In conclusione, nonostante con le dovute precauzioni risulti possibile utilizzare Google Analytics senza ottenere il consenso dell’interessato, la decisione del Garante austriaco è l’ennesima conferma della crescente attenzione delle autorità di controllo circa l’utilizzo imprudente di fornitori di servizi informatici provenienti da stati che non garantiscono un adeguato livello di protezione dei dati personali[2], come la “Big Tech” statunitense.

In caso di utilizzo di Google Analytics è dunque necessario ottenere il consenso degli utenti attraverso un idoneo banner, dopo averli correttamente informati delle caratteristiche del relativo trattamento, in conformità alle recenti indicazioni del Garante italiano sul tema.

Lo Studio è a disposizione per qualsiasi chiarimento.

[1] Affinché si possa ritenere che non vi sia stato alcun trattamento di dati personali, è evidente che l’anonimizzazione deve essere impostata dal momento in cui si inizia ad utilizzare Google Analytics; se la stessa viene configurata successivamente, per tutti gli IP non anonimizzati raccolti sino a quel momento è sicuramente configurabile un trattamento e dunque trova applicazione la normativa dettata dal GDPR.

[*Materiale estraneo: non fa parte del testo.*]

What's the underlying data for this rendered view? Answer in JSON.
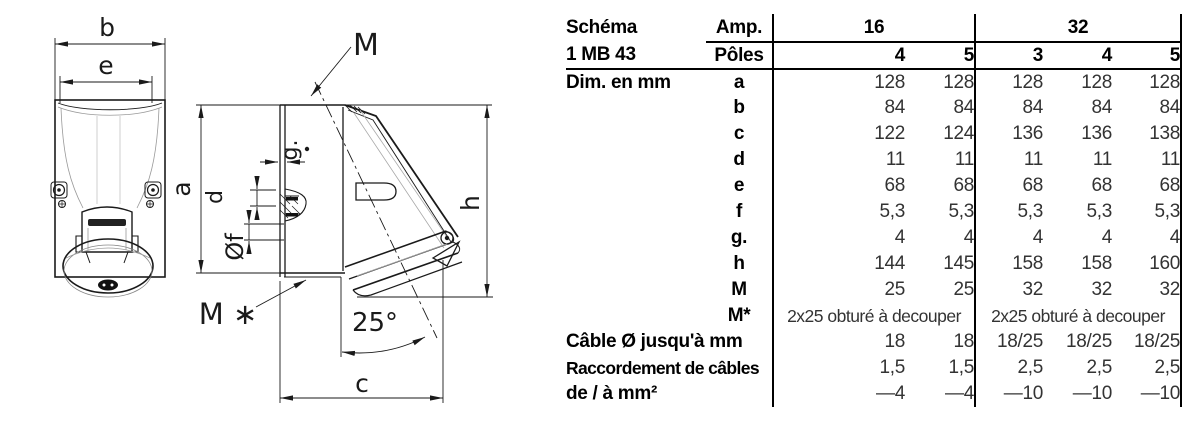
{
  "diagram": {
    "labels": {
      "b": "b",
      "e": "e",
      "M": "M",
      "a": "a",
      "g": "g.",
      "d": "d",
      "f": "Øf",
      "h": "h",
      "c": "c",
      "m_star": "M ∗",
      "angle": "25°"
    }
  },
  "table": {
    "schema_label": "Schéma",
    "schema_value": "1 MB 43",
    "amp_label": "Amp.",
    "poles_label": "Pôles",
    "amp_groups": [
      {
        "amp": "16",
        "poles": [
          "4",
          "5"
        ]
      },
      {
        "amp": "32",
        "poles": [
          "3",
          "4",
          "5"
        ]
      }
    ],
    "dim_section_label": "Dim. en mm",
    "dim_rows": [
      {
        "key": "a",
        "values": [
          "128",
          "128",
          "128",
          "128",
          "128"
        ]
      },
      {
        "key": "b",
        "values": [
          "84",
          "84",
          "84",
          "84",
          "84"
        ]
      },
      {
        "key": "c",
        "values": [
          "122",
          "124",
          "136",
          "136",
          "138"
        ]
      },
      {
        "key": "d",
        "values": [
          "11",
          "11",
          "11",
          "11",
          "11"
        ]
      },
      {
        "key": "e",
        "values": [
          "68",
          "68",
          "68",
          "68",
          "68"
        ]
      },
      {
        "key": "f",
        "values": [
          "5,3",
          "5,3",
          "5,3",
          "5,3",
          "5,3"
        ]
      },
      {
        "key": "g.",
        "values": [
          "4",
          "4",
          "4",
          "4",
          "4"
        ]
      },
      {
        "key": "h",
        "values": [
          "144",
          "145",
          "158",
          "158",
          "160"
        ]
      },
      {
        "key": "M",
        "values": [
          "25",
          "25",
          "32",
          "32",
          "32"
        ]
      }
    ],
    "m_star_row": {
      "key": "M*",
      "group_values": [
        "2x25 obturé à decouper",
        "2x25 obturé à decouper"
      ]
    },
    "extra_rows": [
      {
        "label": "Câble Ø jusqu'à mm",
        "values": [
          "18",
          "18",
          "18/25",
          "18/25",
          "18/25"
        ]
      },
      {
        "label": "Raccordement de câbles",
        "values": [
          "1,5",
          "1,5",
          "2,5",
          "2,5",
          "2,5"
        ]
      },
      {
        "label": "de / à mm²",
        "values": [
          "—4",
          "—4",
          "—10",
          "—10",
          "—10"
        ]
      }
    ]
  }
}
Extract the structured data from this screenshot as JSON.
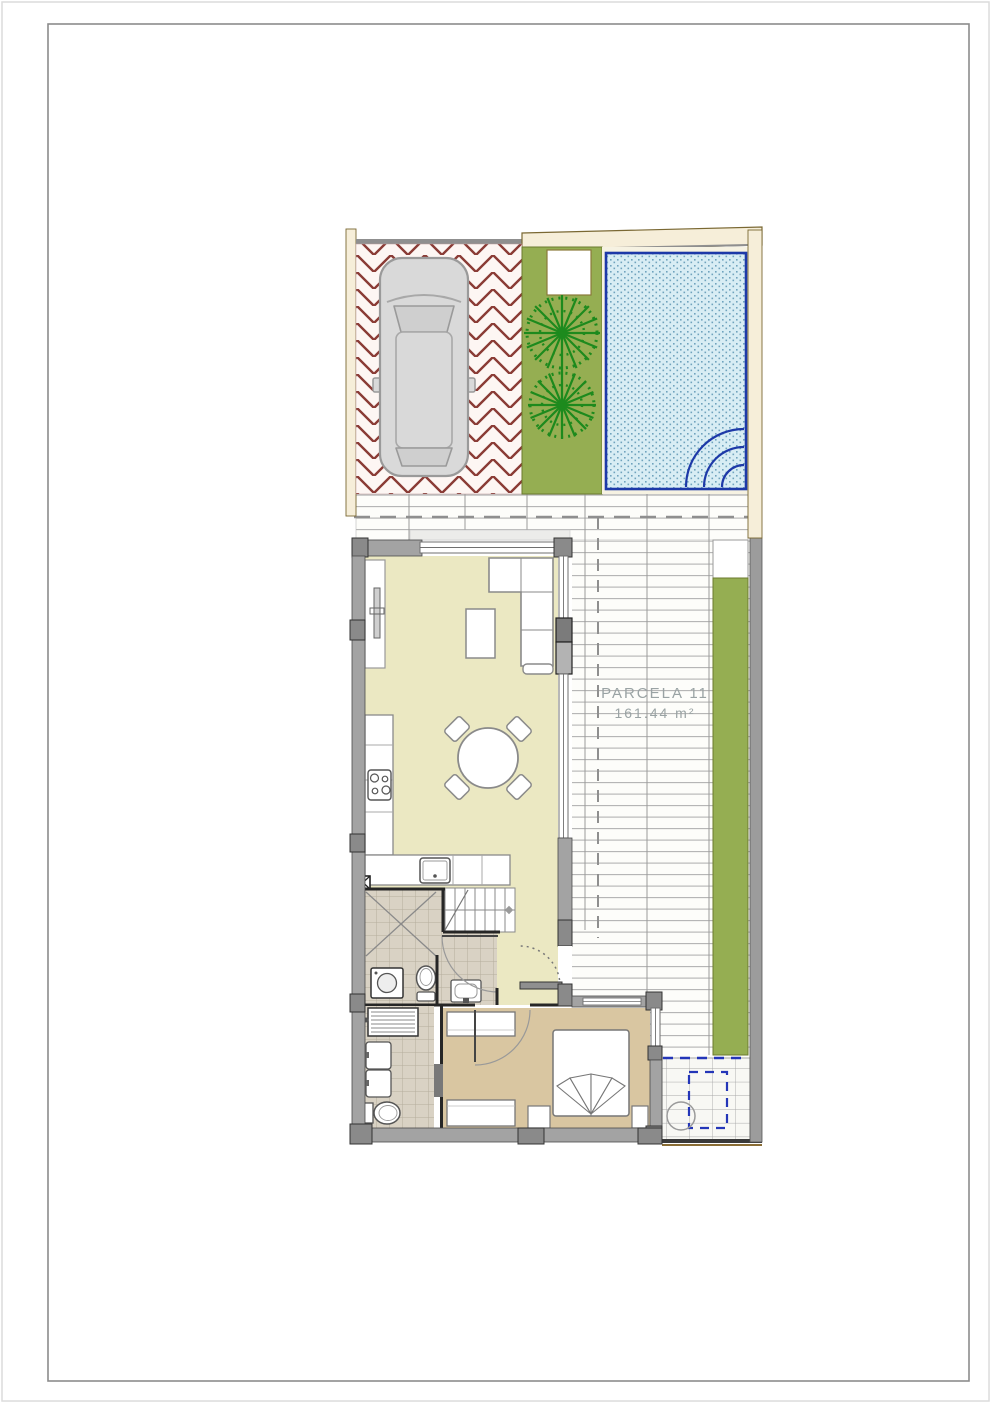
{
  "document": {
    "type": "floor-plan-sheet",
    "background": "#ffffff",
    "outer_border_color": "#dcdcdc",
    "frame_color": "#8c8c8c"
  },
  "parcel": {
    "label": "PARCELA 11",
    "area": "161.44 m²",
    "label_color": "#9aa3a4"
  },
  "palette": {
    "paving_line": "#8a3b35",
    "paving_bg": "#fdf6f3",
    "grass_green": "#95ae52",
    "tree_green": "#1d8a1d",
    "pool_border": "#1d39a8",
    "pool_water": "#d8edf4",
    "pool_dot": "#6fa3bd",
    "deck_bg": "#fdfdfa",
    "deck_line": "#b3b3b3",
    "wall_gray": "#a3a3a3",
    "pillar_gray": "#8a8a8a",
    "partition_dark": "#262626",
    "floor_living": "#ebe8c2",
    "floor_bedroom": "#d9c6a1",
    "bathroom_tile": "#d9d2c4",
    "tile_line": "#b5ad9d",
    "boundary_cream": "#f6eed9",
    "boundary_brown": "#7a6833",
    "annotation_blue": "#2436b8",
    "car_body": "#d9d9d9",
    "furniture_line": "#8a8a8a"
  },
  "icons": {
    "car": "car-top-view",
    "tree": "round-tree-symbol",
    "pool_steps": "quarter-circle-steps",
    "shower": "x-cross-shower",
    "stairs": "treads-with-break-line"
  }
}
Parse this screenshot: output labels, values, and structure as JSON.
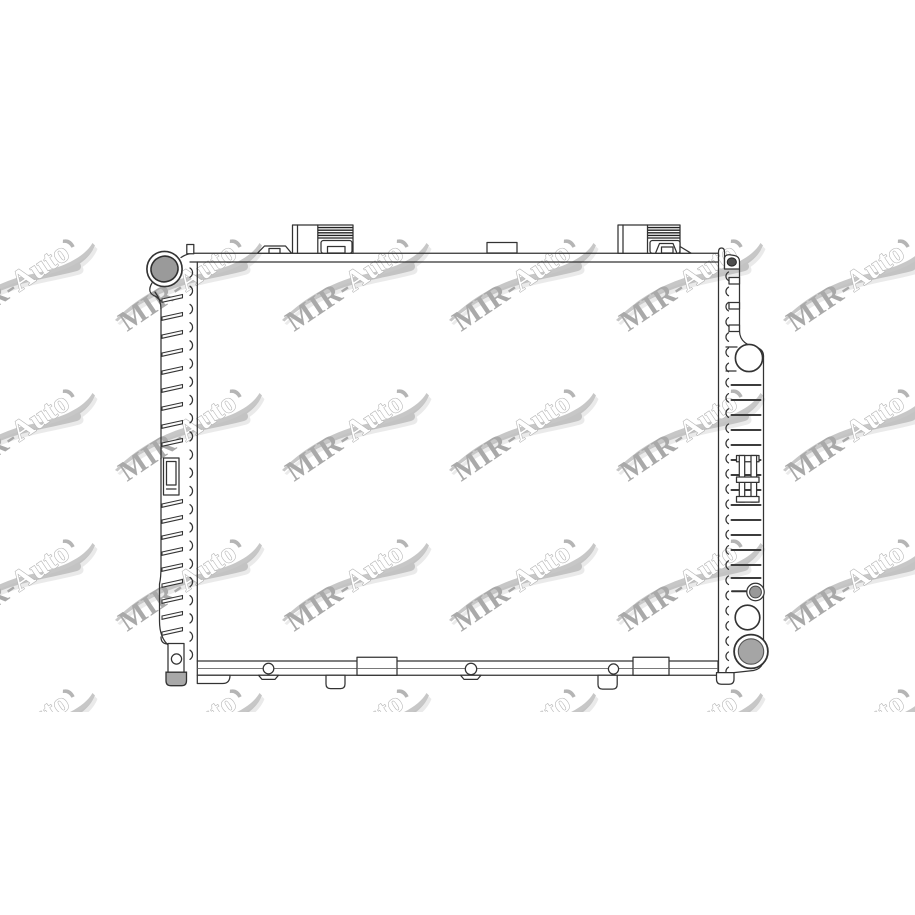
{
  "page": {
    "background": "#ffffff",
    "width": 915,
    "height": 915,
    "description_visible_subject": "radiator technical line drawing"
  },
  "watermark": {
    "text_primary": "MIR-",
    "text_secondary": "Auto",
    "full_text": "MIR-Auto",
    "color_primary": "#a9a9a9",
    "outline_fill": "#ffffff",
    "outline_stroke": "#b5b5b5",
    "swoosh_color": "#b9b9b9",
    "swoosh_highlight": "#e9e9e9",
    "font_size_px": 29,
    "rotation_deg": -34,
    "grid": {
      "column_anchors_x": [
        -40,
        127,
        294,
        461,
        628,
        795
      ],
      "row_anchors_y": [
        332,
        482,
        632,
        782
      ],
      "band_top": 219,
      "band_bottom": 712
    }
  },
  "drawing": {
    "line_color": "#333333",
    "line_color_soft": "#666666",
    "fills": {
      "filler_neck_port": "#9a9a9a",
      "clip_dot": "#4e4e4e",
      "small_port": "#999999",
      "large_port": "#a5a5a5",
      "foot_pad": "#a8a8a8"
    }
  }
}
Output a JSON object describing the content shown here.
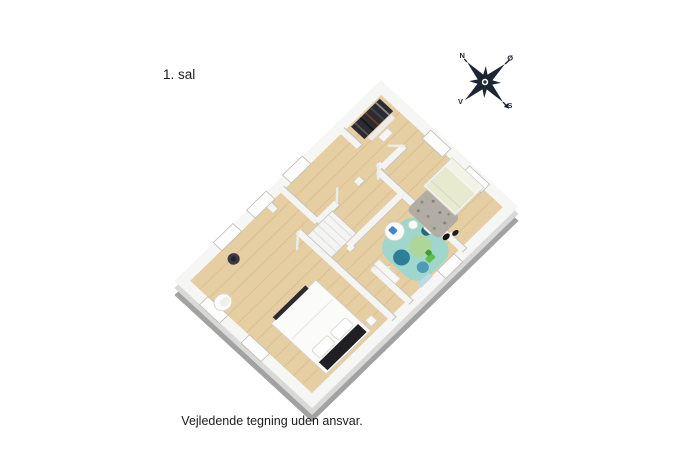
{
  "page": {
    "background": "#ffffff",
    "width": 687,
    "height": 457
  },
  "header": {
    "floor_label": "1. sal"
  },
  "footer": {
    "disclaimer": "Vejledende tegning uden ansvar."
  },
  "compass": {
    "labels": {
      "north": "N",
      "east": "Ø",
      "south": "S",
      "west": "V"
    },
    "color": "#1c2633",
    "rotation_deg": -42
  },
  "palette": {
    "wall_top": "#f6f6f4",
    "wall_face": "#dadad8",
    "plinth_gray": "#a2a2a2",
    "floor_wood_light": "#ead4ab",
    "floor_wood_dark": "#d8b88a",
    "rug_teal": "#9ad8cf",
    "rug_gray_speckled": "#b2ada4",
    "duvet_green": "#e8ead0",
    "headboard_black": "#202024",
    "accent_blue": "#3f86c9",
    "accent_green": "#63bd4e"
  },
  "floorplan": {
    "view": "3d-isometric-render",
    "rooms": [
      {
        "name": "bedroom-large",
        "furniture": [
          "double-bed",
          "armchair",
          "robot-vacuum"
        ]
      },
      {
        "name": "hallway-landing",
        "furniture": [
          "stair-opening"
        ]
      },
      {
        "name": "kids-room",
        "furniture": [
          "round-table",
          "stools",
          "teal-rug",
          "toy"
        ]
      },
      {
        "name": "walk-in-closet",
        "furniture": [
          "clothes-rack"
        ]
      },
      {
        "name": "bedroom-small",
        "furniture": [
          "single-bed",
          "gray-rug"
        ]
      }
    ]
  }
}
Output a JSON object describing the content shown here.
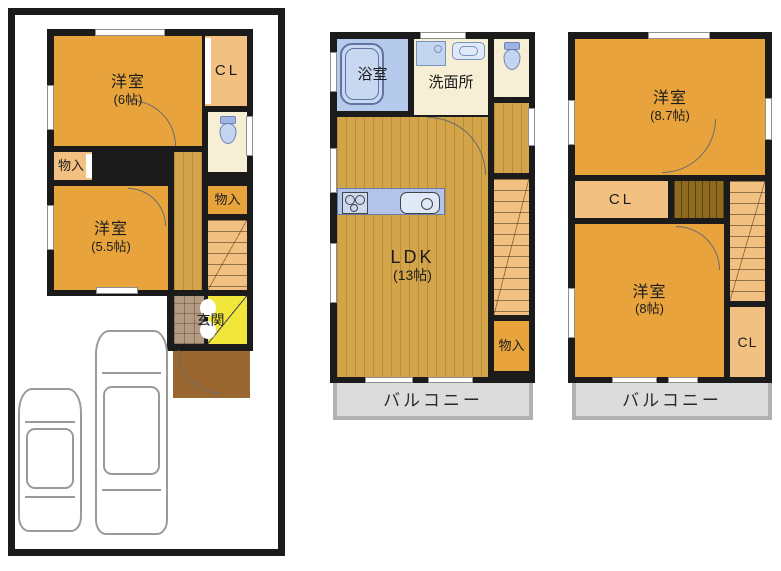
{
  "palette": {
    "wall": "#1b1b1b",
    "room_orange": "#e8a33c",
    "light_orange": "#f2c181",
    "wood": "#d3a449",
    "dark_wood": "#8e6a1e",
    "bath_blue": "#b6cbec",
    "fixture_blue": "#b3c4e8",
    "cream": "#f6efd5",
    "tile_brown": "#b29a83",
    "porch_brown": "#99672f",
    "entrance_yellow": "#f1e73b",
    "balcony_gray": "#dcdcdc"
  },
  "floor1": {
    "room_west6": {
      "name": "洋室",
      "size": "(6帖)"
    },
    "closet": {
      "label": "CL"
    },
    "storage_left": {
      "label": "物入"
    },
    "room_west55": {
      "name": "洋室",
      "size": "(5.5帖)"
    },
    "storage_right": {
      "label": "物入"
    },
    "entrance": {
      "label": "玄関"
    }
  },
  "floor2": {
    "bathroom": {
      "label": "浴室"
    },
    "washroom": {
      "label": "洗面所"
    },
    "ldk": {
      "name": "LDK",
      "size": "(13帖)"
    },
    "storage": {
      "label": "物入"
    },
    "balcony": {
      "label": "バルコニー"
    }
  },
  "floor3": {
    "room_west87": {
      "name": "洋室",
      "size": "(8.7帖)"
    },
    "closet_mid": {
      "label": "CL"
    },
    "room_west8": {
      "name": "洋室",
      "size": "(8帖)"
    },
    "closet_low": {
      "label": "CL"
    },
    "balcony": {
      "label": "バルコニー"
    }
  }
}
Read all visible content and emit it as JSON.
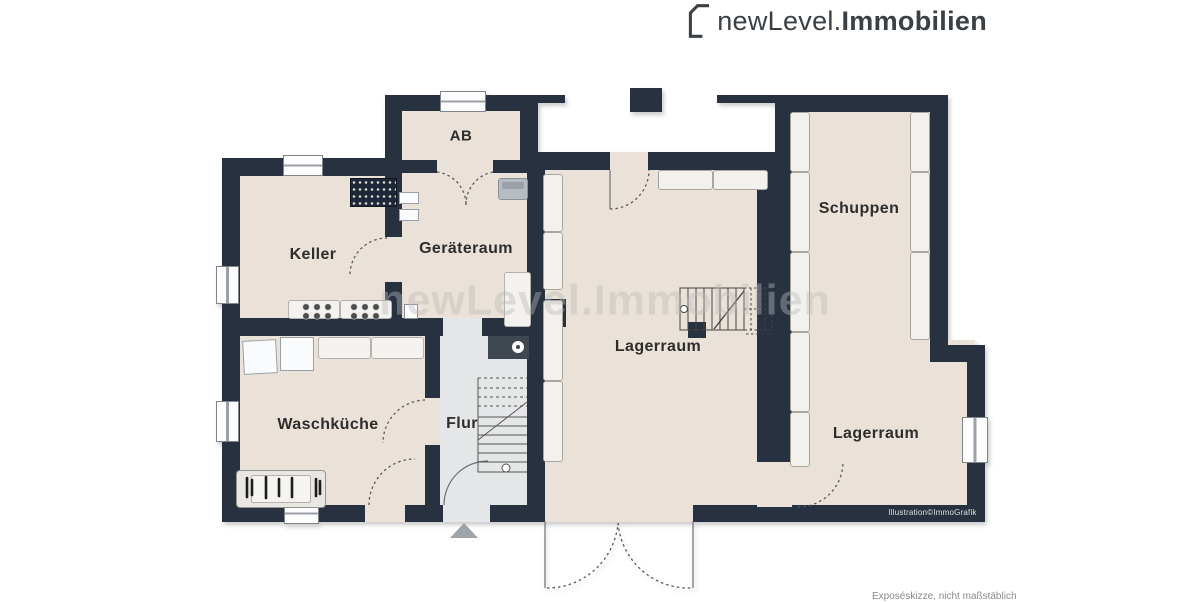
{
  "brand": {
    "logo_prefix": "newLevel.",
    "logo_suffix": "Immobilien"
  },
  "watermark_text": "newLevel.Immobilien",
  "rooms": [
    {
      "label": "AB"
    },
    {
      "label": "Keller"
    },
    {
      "label": "Geräteraum"
    },
    {
      "label": "Waschküche"
    },
    {
      "label": "Flur"
    },
    {
      "label": "Lagerraum"
    },
    {
      "label": "Schuppen"
    },
    {
      "label": "Lagerraum"
    }
  ],
  "credits": {
    "illustration": "Illustration©ImmoGrafik",
    "disclaimer": "Exposéskizze, nicht maßstäblich"
  },
  "colors": {
    "wall": "#273140",
    "floor": "#eae2d8",
    "floor_hall": "#e5e6e8",
    "furniture_light": "#f3f1ed",
    "logo_text": "#3b4045",
    "watermark": "#bababa"
  }
}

[2] Come già ricordato in una precedente newsletter sul tema, anche il Garante italiano ha iniziato a sanzionare chi non rispetta tale disciplina. Recentemente, una nota università, ha ricevuto una sanzione di €200.000,00 per aver trasferito dati personali, nell’ambito dello svolgimento degli esami a distanza, verso gli Stati Uniti d’America, senza aver comprovato che il trasferimento in questione fosse posto in essere nell’effettivo rispetto delle condizioni di cui al Capo V del GDPR. La sanzione è stata comminata nonostante: i) il trasferimento fosse stato eseguito sul presupposto che il fornitore, sul proprio sito, garantiva il rispetto della normativa UE (ma l’università non ha effettuato un’indagine abbastanza approfondita per accertarsi che fosse effettivamente così); ii) con il fornitore statunitense fosse stato stipulato un contratto che ricalcava le condizioni standard fornite dalla Commissione Europea ed in cui si faceva riferimento all’impegno del fornitore ad adottare misure di sicurezza (tuttavia, questo era un impegno generico e non era stata allegata al contratto la precisa elencazione delle misure specifiche adottate).